Grammatically, 丮 is functionally extinct as an independent word in spoken or written Mandarin today — you won’t find it in newspapers, textbooks, or HSK lists. It survives *only* as a component inside other characters (like 據 jù 'to base on', 拘 jū 'to detain', or 舉 jǔ 'to lift/raise'), where it contributes that visceral sense of 'firm, two-handed holding'. So while you’ll never say 'wǒ 丮 zhe tā' (I catch him), you *will* say 'wǒ jù cǐ shuō míng' (I base this explanation on…), and 丮 is the silent hand behind that 'jù'.

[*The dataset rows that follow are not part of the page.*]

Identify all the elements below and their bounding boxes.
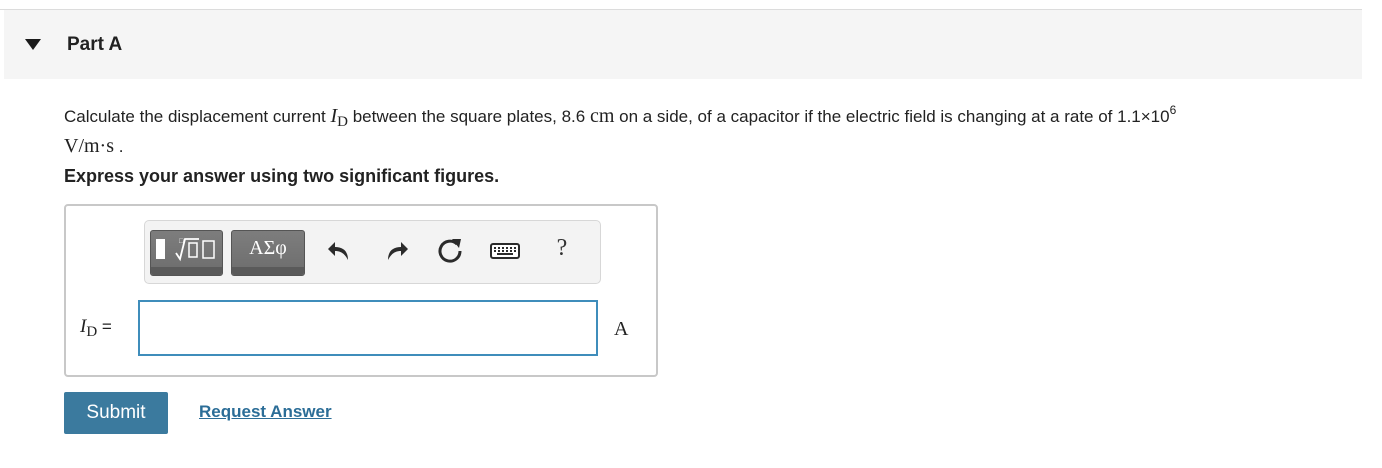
redo-icon[interactable] [381, 235, 411, 265]
templates-button-base [151, 267, 222, 275]
units-label: A [614, 318, 629, 340]
help-button[interactable]: ? [547, 235, 577, 262]
undo-icon[interactable] [325, 235, 355, 265]
question-text: Calculate the displacement current ID be… [64, 98, 1364, 159]
submit-button[interactable]: Submit [64, 392, 168, 434]
collapse-triangle-icon[interactable] [25, 39, 41, 51]
question-middle2: on a side, of a capacitor if the electri… [614, 107, 1170, 126]
question-end: . [114, 137, 124, 156]
greek-button-base [232, 267, 304, 275]
greek-symbols-label: ΑΣφ [249, 237, 287, 259]
question-middle1: between the square plates, 8.6 [348, 107, 590, 126]
answer-label: ID = [80, 316, 112, 340]
answer-box: □ ΑΣφ ? ID = A [64, 204, 658, 377]
greek-symbols-button[interactable]: ΑΣφ [231, 230, 305, 276]
math-toolbar: □ ΑΣφ ? [144, 220, 601, 284]
keyboard-icon[interactable] [489, 235, 521, 265]
answer-input[interactable] [138, 300, 598, 356]
part-title: Part A [67, 34, 123, 55]
question-prefix: Calculate the displacement current [64, 107, 331, 126]
rate-unit: V/m·s [64, 135, 114, 157]
current-symbol: ID [330, 105, 348, 130]
instruction-text: Express your answer using two significan… [64, 166, 500, 186]
part-header[interactable]: Part A [4, 10, 1362, 79]
templates-button[interactable]: □ [150, 230, 223, 276]
request-answer-link[interactable]: Request Answer [199, 402, 332, 422]
reset-icon[interactable] [435, 235, 465, 265]
rate-exponent: 6 [1169, 103, 1177, 117]
templates-icon: □ [156, 238, 215, 262]
length-unit: cm [589, 105, 615, 127]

Culturally, learners often stumble by trying to treat 丮 like a regular verb — but its power lies in its invisibility. Mistaking it for a functional character leads to dead ends; recognizing it as a semantic 'handprint' embedded in others unlocks deeper understanding of how Chinese builds meaning visually. It’s not a word you use — it’s a key you hold to decode how thousands of words feel in your hands.

💬 Example Sentences

Common Compounds

💡 Memory Tip

Imagine two J-shaped arms (like the letter 'J' flipped left/right) jostling to grip a tiny 'I' — 'J-I' sounds like 'jǐ', and the shape literally shows two hands catching the self.